Wave of Saudi Crude Imports Opens Door for Wave of US Exports
Louisville, KY (DTN) – According to multiple ship tracking data services like Llyods List and Tanker Trackers, there is between 40 and 50 million bbl of Saudi Arabian crude en route to the US at the moment. As such, US crude imports are set to surge in May. While this level of imports seems unfathomable amid the current rout in US crude prices, it may actually serve as a welcomed development by both US crude producers and oil refiners.
Lloyds List Intelligence projects that US imports of Saudi Arabian crude will rise to nearly 1.2 million bpd in May as a flotilla of laden Very Large Crude Carriers (VLCCs) arrive to US shores. If realized, according to EIA data, this would put US imports of Saudi crude at their highest since February 2017. For refence, the most recent monthly data available from the EIA for the month of January show US imports of Saudi crude at just 401,000 bpd. Last May, the US imported just 452,000 bpd of Saudi crude.

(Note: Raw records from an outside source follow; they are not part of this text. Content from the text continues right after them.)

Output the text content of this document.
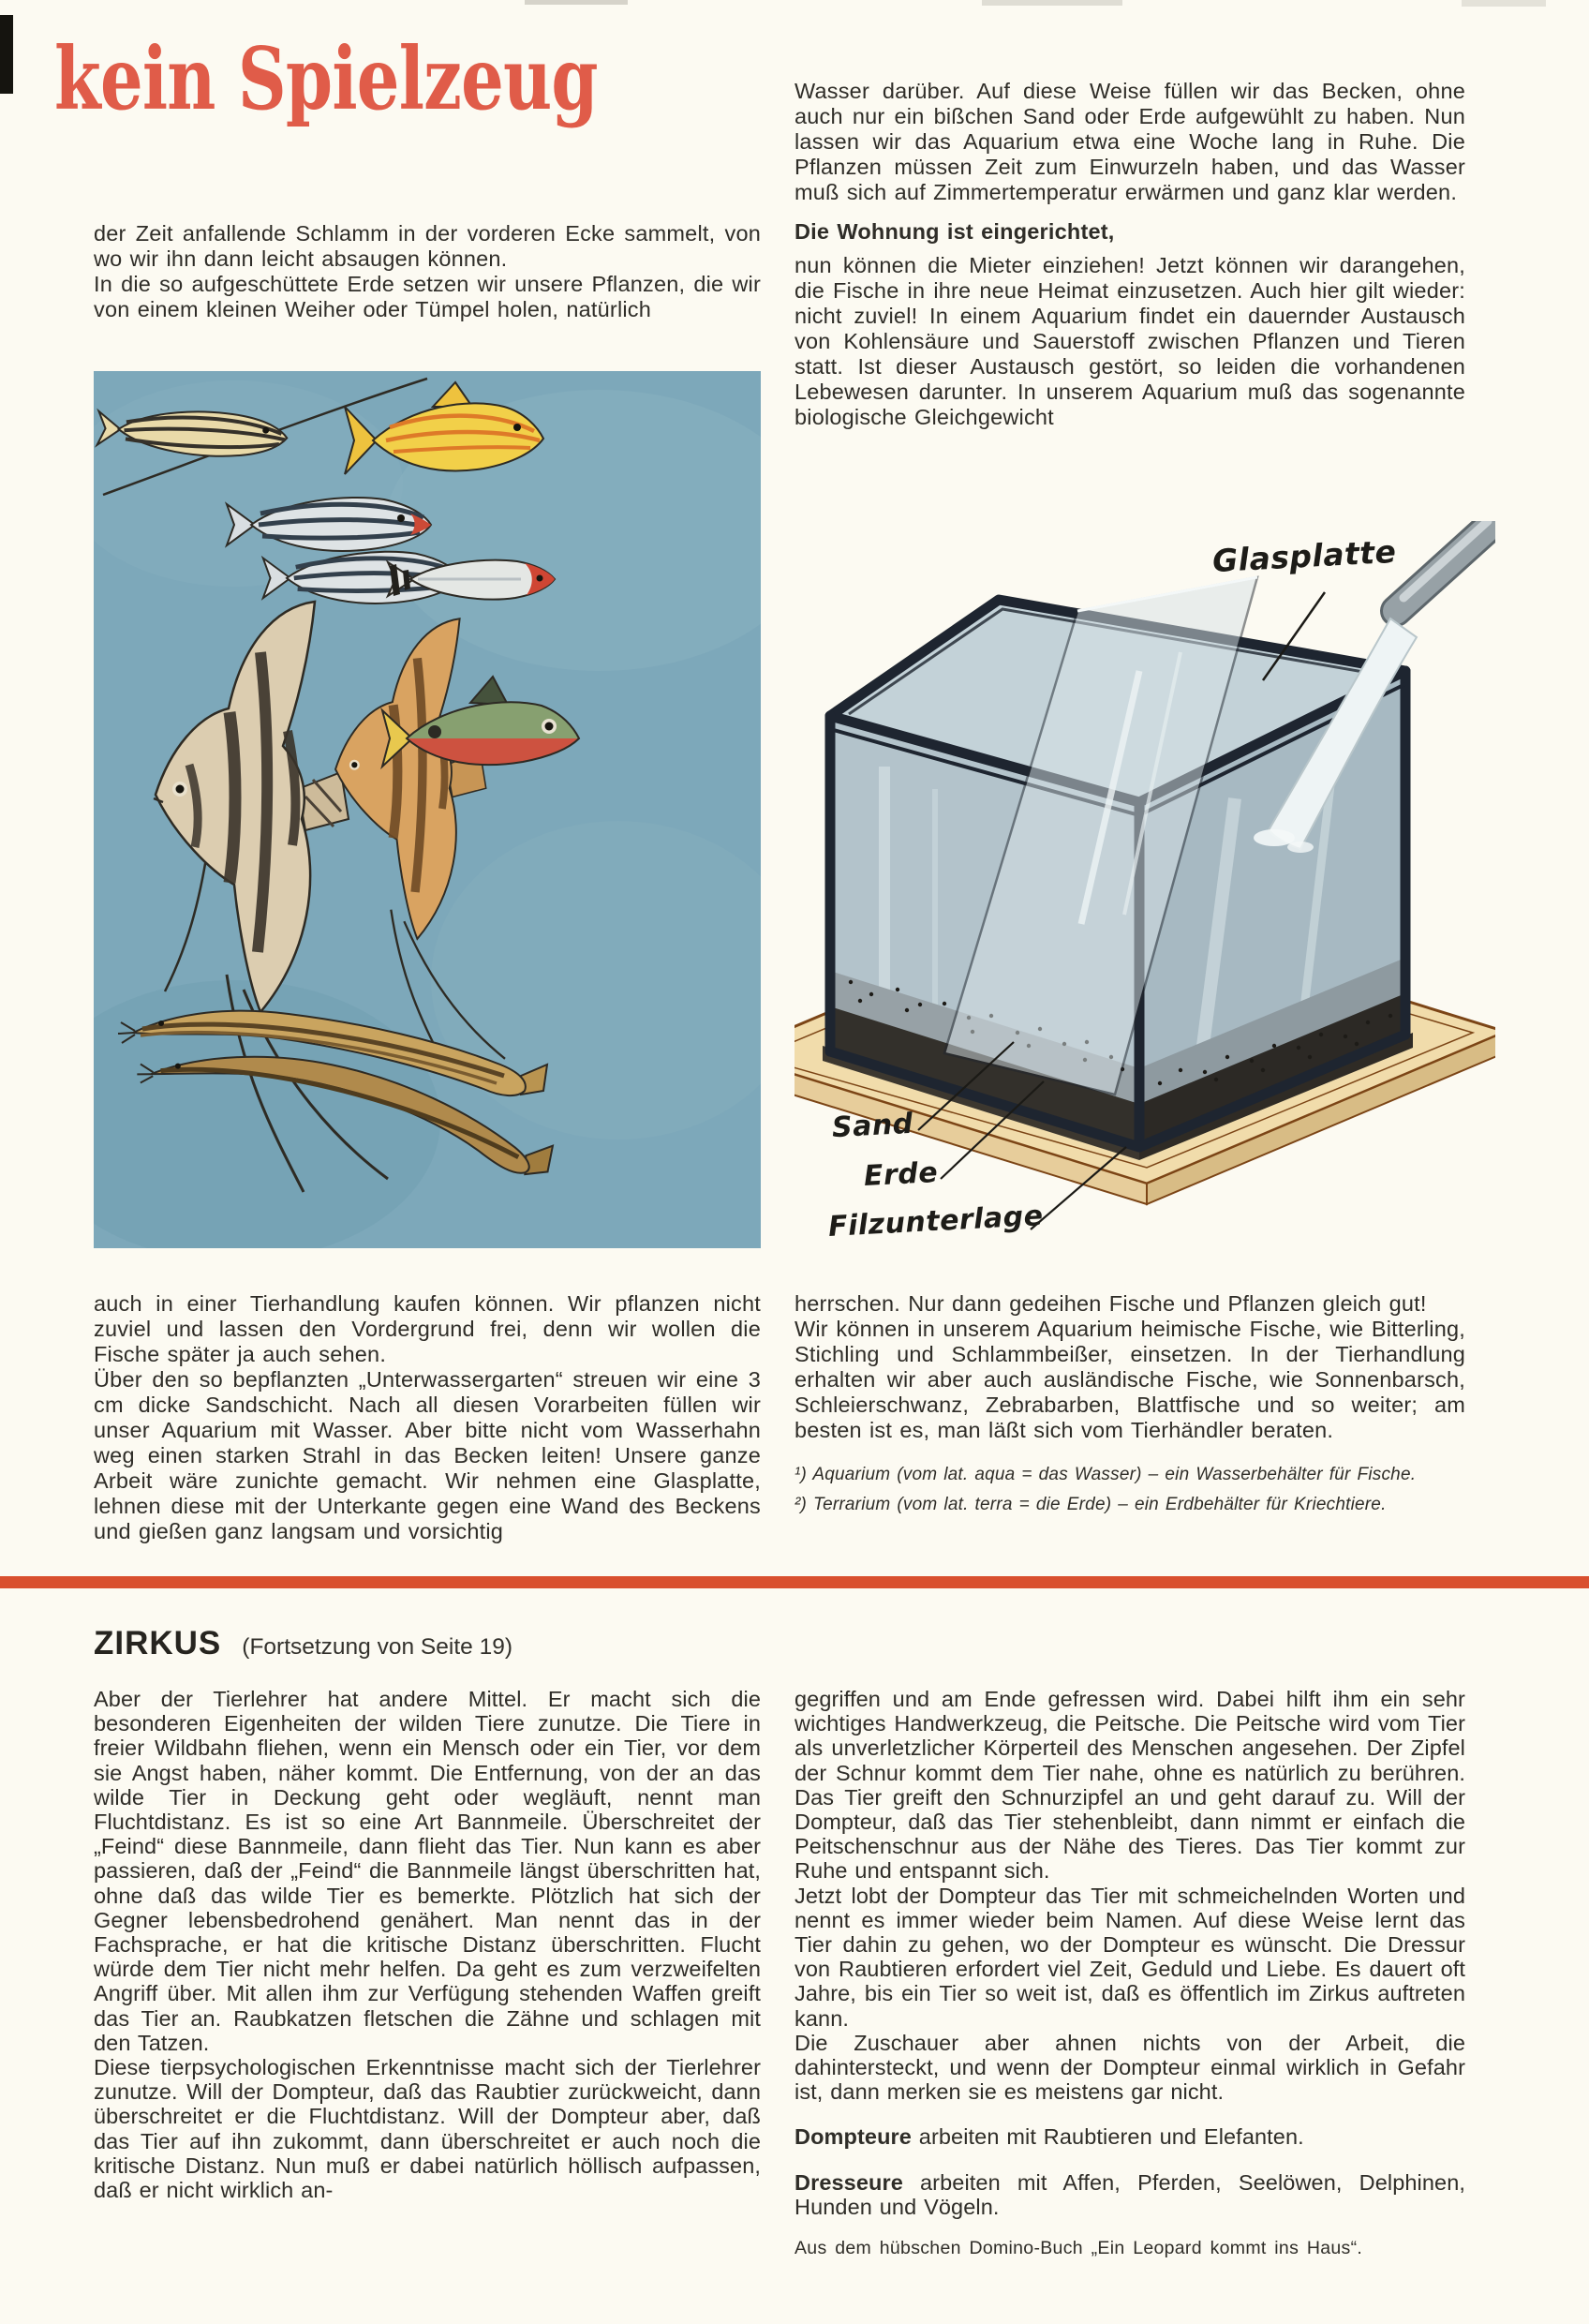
kein Spielzeug

der Zeit anfallende Schlamm in der vorderen Ecke sammelt, von wo wir ihn dann leicht absaugen können.

In die so aufgeschüttete Erde setzen wir unsere Pflanzen, die wir von einem kleinen Weiher oder Tümpel holen, natürlich

auch in einer Tierhandlung kaufen können. Wir pflanzen nicht zuviel und lassen den Vordergrund frei, denn wir wollen die Fische später ja auch sehen.

Über den so bepflanzten „Unterwassergarten“ streuen wir eine 3 cm dicke Sandschicht. Nach all diesen Vorarbeiten füllen wir unser Aquarium mit Wasser. Aber bitte nicht vom Wasserhahn weg einen starken Strahl in das Becken leiten! Unsere ganze Arbeit wäre zunichte gemacht. Wir nehmen eine Glasplatte, lehnen diese mit der Unterkante gegen eine Wand des Beckens und gießen ganz langsam und vorsichtig

Wasser darüber. Auf diese Weise füllen wir das Becken, ohne auch nur ein bißchen Sand oder Erde aufgewühlt zu haben. Nun lassen wir das Aquarium etwa eine Woche lang in Ruhe. Die Pflanzen müssen Zeit zum Einwurzeln haben, und das Wasser muß sich auf Zimmertemperatur erwärmen und ganz klar werden.

Die Wohnung ist eingerichtet,

nun können die Mieter einziehen! Jetzt können wir darangehen, die Fische in ihre neue Heimat einzusetzen. Auch hier gilt wieder: nicht zuviel! In einem Aquarium findet ein dauernder Austausch von Kohlensäure und Sauerstoff zwischen Pflanzen und Tieren statt. Ist dieser Austausch gestört, so leiden die vorhandenen Lebewesen darunter. In unserem Aquarium muß das sogenannte biologische Gleichgewicht

Glasplatte
Sand
Erde
Filzunterlage

herrschen. Nur dann gedeihen Fische und Pflanzen gleich gut!

Wir können in unserem Aquarium heimische Fische, wie Bitterling, Stichling und Schlammbeißer, einsetzen. In der Tierhandlung erhalten wir aber auch ausländische Fische, wie Sonnenbarsch, Schleierschwanz, Zebrabarben, Blattfische und so weiter; am besten ist es, man läßt sich vom Tierhändler beraten.

¹) Aquarium (vom lat. aqua = das Wasser) – ein Wasserbehälter für Fische.

²) Terrarium (vom lat. terra = die Erde) – ein Erdbehälter für Kriechtiere.

ZIRKUS (Fortsetzung von Seite 19)

Aber der Tierlehrer hat andere Mittel. Er macht sich die besonderen Eigenheiten der wilden Tiere zunutze. Die Tiere in freier Wildbahn fliehen, wenn ein Mensch oder ein Tier, vor dem sie Angst haben, näher kommt. Die Entfernung, von der an das wilde Tier in Deckung geht oder wegläuft, nennt man Fluchtdistanz. Es ist so eine Art Bannmeile. Überschreitet der „Feind“ diese Bannmeile, dann flieht das Tier. Nun kann es aber passieren, daß der „Feind“ die Bannmeile längst überschritten hat, ohne daß das wilde Tier es bemerkte. Plötzlich hat sich der Gegner lebensbedrohend genähert. Man nennt das in der Fachsprache, er hat die kritische Distanz überschritten. Flucht würde dem Tier nicht mehr helfen. Da geht es zum verzweifelten Angriff über. Mit allen ihm zur Verfügung stehenden Waffen greift das Tier an. Raubkatzen fletschen die Zähne und schlagen mit den Tatzen.

Diese tierpsychologischen Erkenntnisse macht sich der Tierlehrer zunutze. Will der Dompteur, daß das Raubtier zurückweicht, dann überschreitet er die Fluchtdistanz. Will der Dompteur aber, daß das Tier auf ihn zukommt, dann überschreitet er auch noch die kritische Distanz. Nun muß er dabei natürlich höllisch aufpassen, daß er nicht wirklich an-

gegriffen und am Ende gefressen wird. Dabei hilft ihm ein sehr wichtiges Handwerkzeug, die Peitsche. Die Peitsche wird vom Tier als unverletzlicher Körperteil des Menschen angesehen. Der Zipfel der Schnur kommt dem Tier nahe, ohne es natürlich zu berühren. Das Tier greift den Schnurzipfel an und geht darauf zu. Will der Dompteur, daß das Tier stehenbleibt, dann nimmt er einfach die Peitschenschnur aus der Nähe des Tieres. Das Tier kommt zur Ruhe und entspannt sich.

Jetzt lobt der Dompteur das Tier mit schmeichelnden Worten und nennt es immer wieder beim Namen. Auf diese Weise lernt das Tier dahin zu gehen, wo der Dompteur es wünscht. Die Dressur von Raubtieren erfordert viel Zeit, Geduld und Liebe. Es dauert oft Jahre, bis ein Tier so weit ist, daß es öffentlich im Zirkus auftreten kann.

Die Zuschauer aber ahnen nichts von der Arbeit, die dahintersteckt, und wenn der Dompteur einmal wirklich in Gefahr ist, dann merken sie es meistens gar nicht.

Dompteure arbeiten mit Raubtieren und Elefanten.

Dresseure arbeiten mit Affen, Pferden, Seelöwen, Delphinen, Hunden und Vögeln.

Aus dem hübschen Domino-Buch „Ein Leopard kommt ins Haus“.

While on the surface it seems absurd that imports of Saudi crude would spike even as the US crude benchmark sinks into negative territory amid oversupply, this development may be welcomed by both US producers and refiners. For producers, empty VLCCs are the key to ramping up export volumes. VLCCs are largely the only vessel used to ship US crude to Asia, and amid high freight rates a VLCC arriving in the US Gulf Coast is unlikely to leave and travel back to the Arab Gulf empty.
The ships arriving to offload Saudi crude will then either be used for floating storage of US crude or as a means to get US crude to places like South Korea, Japan, China and Singapore. Either way, this will serve as an outlet for volumes that will no longer need to find a home in onshore storage in the US.

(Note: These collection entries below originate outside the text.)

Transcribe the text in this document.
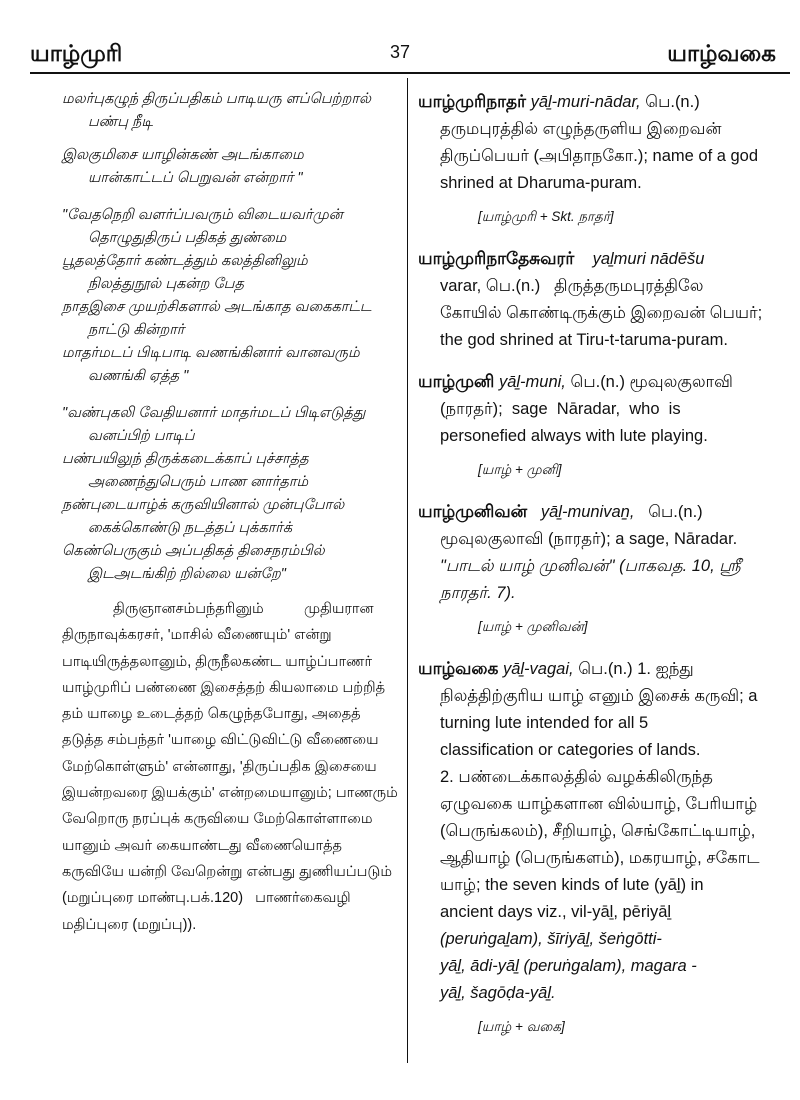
யாழ்முரி	37	யாழ்வகை
மலர்புகழுந் திருப்பதிகம் பாடியரு ளப்பெற்றால்
பண்பு நீடி
இலகுமிசை யாழின்கண் அடங்காமை
யான்காட்டப் பெறுவன் என்றார் "
"வேதநெறி வளர்ப்பவரும் விடையவர்முன்
தொழுதுதிருப் பதிகத் துண்மை
பூதலத்தோர் கண்டத்தும் கலத்தினிலும்
நிலத்துநூல் புகன்ற பேத
நாதஇசை முயற்சிகளால் அடங்காத வகைகாட்ட
நாட்டு கின்றார்
மாதர்மடப் பிடிபாடி வணங்கினார் வானவரும்
வணங்கி ஏத்த "
"வண்புகலி வேதியனார் மாதர்மடப் பிடிஎடுத்து
வனப்பிற் பாடிப்
பண்பயிலுந் திருக்கடைக்காப் புச்சாத்த
அணைந்துபெரும் பாண னார்தாம்
நண்புடையாழ்க் கருவியினால் முன்புபோல்
கைக்கொண்டு நடத்தப் புக்கார்க்
கெண்பெருகும் அப்பதிகத் திசைநரம்பில்
இடஅடங்கிற் றில்லை யன்றே"

திருஞானசம்பந்தரினும்          முதியரான

திருநாவுக்கரசர், 'மாசில் வீணையும்' என்று

பாடியிருத்தலானும், திருநீலகண்ட யாழ்ப்பாணர்

யாழ்முரிப் பண்ணை இசைத்தற் கியலாமை பற்றித்

தம் யாழை உடைத்தற் கெழுந்தபோது, அதைத்

தடுத்த சம்பந்தர் 'யாழை விட்டுவிட்டு வீணையை

மேற்கொள்ளும்' என்னாது, 'திருப்பதிக இசையை

இயன்றவரை இயக்கும்' என்றமையானும்; பாணரும்

வேறொரு நரப்புக் கருவியை மேற்கொள்ளாமை

யானும் அவர் கையாண்டது வீணையொத்த

கருவியே யன்றி வேறென்று என்பது துணியப்படும்

(மறுப்புரை மாண்பு.பக்.120)   பாணர்கைவழி

மதிப்புரை (மறுப்பு)).

யாழ்முரிநாதர் yāḻ-muri-nādar, பெ.(n.)

தருமபுரத்தில் எழுந்தருளிய இறைவன்

திருப்பெயர் (அபிதாநகோ.); name of a god

shrined at Dharuma-puram.

[யாழ்முரி + Skt. நாதர்]

யாழ்முரிநாதேசுவரர் yaḻmuri nādēšu

varar, பெ.(n.)   திருத்தருமபுரத்திலே

கோயில் கொண்டிருக்கும் இறைவன் பெயர்;

the god shrined at Tiru-t-taruma-puram.

யாழ்முனி yāḻ-muni, பெ.(n.) மூவுலகுலாவி

(நாரதர்);  sage  Nāradar,  who  is

personefied always with lute playing.

[யாழ் + முனி]

யாழ்முனிவன் yāḻ-munivaṉ, பெ.(n.)

மூவுலகுலாவி (நாரதர்); a sage, Nāradar.

"பாடல் யாழ் முனிவன்" (பாகவத. 10, ஸ்ரீ

நாரதர். 7).

[யாழ் + முனிவன்]

யாழ்வகை yāḻ-vagai, பெ.(n.) 1. ஐந்து

நிலத்திற்குரிய யாழ் எனும் இசைக் கருவி; a

turning lute intended for all 5

classification or categories of lands.

2. பண்டைக்காலத்தில் வழக்கிலிருந்த

ஏழுவகை யாழ்களான வில்யாழ், பேரியாழ்

(பெருங்கலம்), சீறியாழ், செங்கோட்டியாழ்,

ஆதியாழ் (பெருங்களம்), மகரயாழ், சகோட

யாழ்; the seven kinds of lute (yāḻ) in

ancient days viz., vil-yāḻ, pēriyāḻ

(peruṅgaḻam), šīriyāḻ, šeṅgōtti-

yāḻ, ādi-yāḻ (peruṅgalam), magara -

yāḻ, šagōḍa-yāḻ.

[யாழ் + வகை]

As for US refiners, the buyers of the soon-to-be-delivered crude certainly saw multiple reasons to book these deliveries. First, refiners were likely persuaded by Saudi Aramco’s slashing of their Official Selling Price (OSP) for April. Aramco cut the April OSP of its Arab Light crude to the U.S. to a discount of $3.75 bbl versus the Argus Sour Crude Index, down $7.00 bbl from March.
Secondly, with diesel refining margins far stronger than those of gasoline, US refiners will benefit from running a heavier barrel of crude which yields higher volumes of diesel. Arab Light Saudi crude, with an API gravity of 34, compares to an API gravity of around 42 for the majority of the West Texas shale production and is far more sulfur rich.
On net, this development could counter intuitively mean lower crude stock builds than would have otherwise been possible as ships are refilled with US grades and as US refiners have a greater incentive to refine crude when margins are higher. Given that US market participants booked the cargoes knowing their desired refining slate and available onshore storage capacity, efforts by policy makers to prevent allowing these imports to come onshore could not only prevent a needed export outlet for US crude but could also weigh on refinery run rates in the US exacerbating builds in crude storage. Market prices continue to be the best coordinator of the oil supply chain and efforts to intervene in this supply chain are likely to cause greater harm than good.